This midterm season, Senator Dianne Feinstein — the incumbent and a California senator for 26 years now — will face off against State Senator Kevin de León, a liberal firebrand who has caught the attention of progressives across the state and the endorsement of the California Democratic Party.
Senator Dianne Feinstein is a familiar face in politics: before she became a senator in 1992, Feinstein served as an appointee to the Women’s Board of Parole from 1960 to 1966, and then as the first female mayor of San Francisco from 1978 to 1988. Feinstein has also chaired the Senate Rules Committee and the Senate Committee of Intelligence. She is currently a ranking member of the Senate Judiciary Committee, the co-chairwoman of the Caucus on International Narcotics Control, and the vice-chair of the Senate subcommittee on Energy and Water. Some of Feinstein’s notable bills to date include her 1994 Federal Assault Weapons Ban — which she attempted to reinstate in 2017 — her 2010 Combating Methamphetamine Bill, and her various national park preservation initiatives.
State Senator Kevin de León, who was elected the Senate President Pro Tempore in 2014, has been a state senator from 2014 to 2018. Before becoming a state senator, de León was a state assemblyman representing California’s 45th district. De León’s notable bills include AB 962, a measure requiring thumbprints from ammunition purchasers, SB 535, a corollary measure of the cap-and-trade system, and the controversial Cadiz Water Project— which aimed to mine water for protected desert land for Orange County. Much of de León’s political rhetoric comes from his personal background— he comes from a poor Hispanic family, and is a first generation high school graduate. De León has also been lauded for his passionate arguments against President Trump.

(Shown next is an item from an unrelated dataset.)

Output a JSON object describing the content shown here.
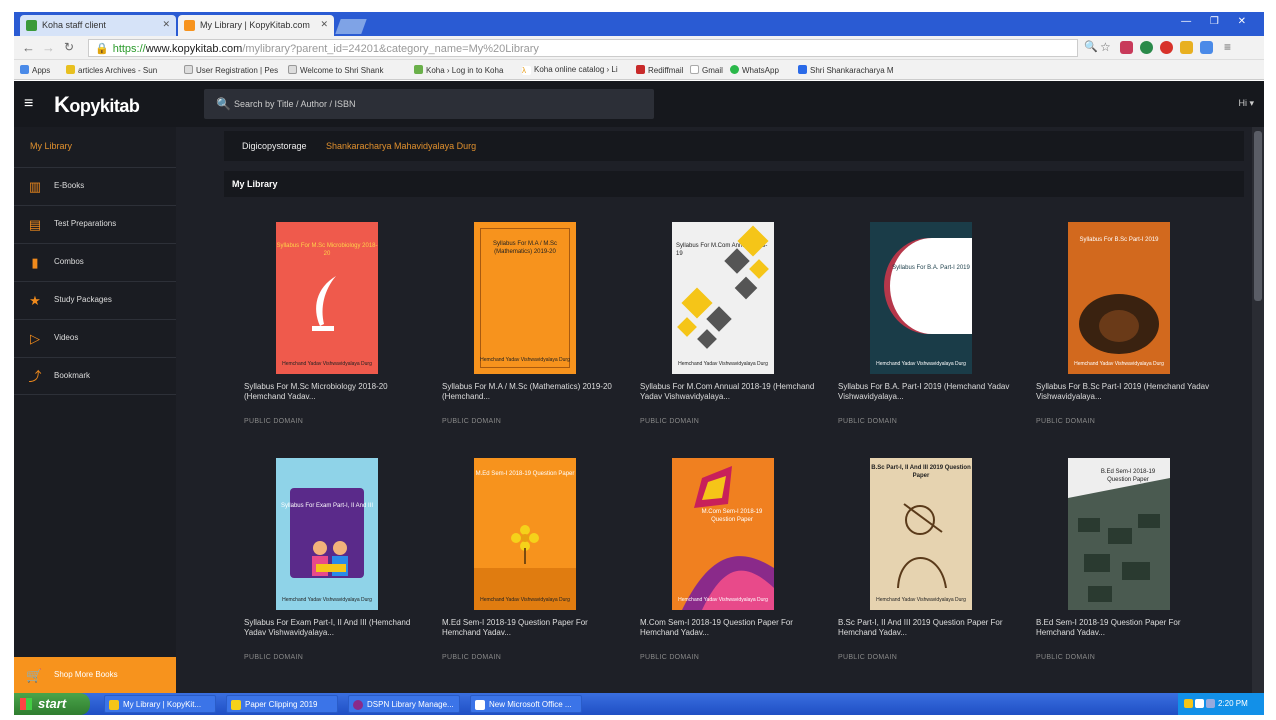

Both candidates identify with the Democratic Party, and both also have similar stances on many key issues: the economy, education, immigration, reproductive rights, health care. Both candidates support a $15 minimum wage across California, champion DACA rights, and support pro-choice for women. De León has authored a bill to make the first year of community college free, and Feinstein has sponsored bills which mandate sexual assault education on campuses.
However, the candidates expressly disagree on the matter of health care. While de León backs Bernie Sanders’s “Medicare for All” plan, a single payer health care system, Feinstein throws her support behind Obamacare. She cites that a single payer system has no real funding apparatus.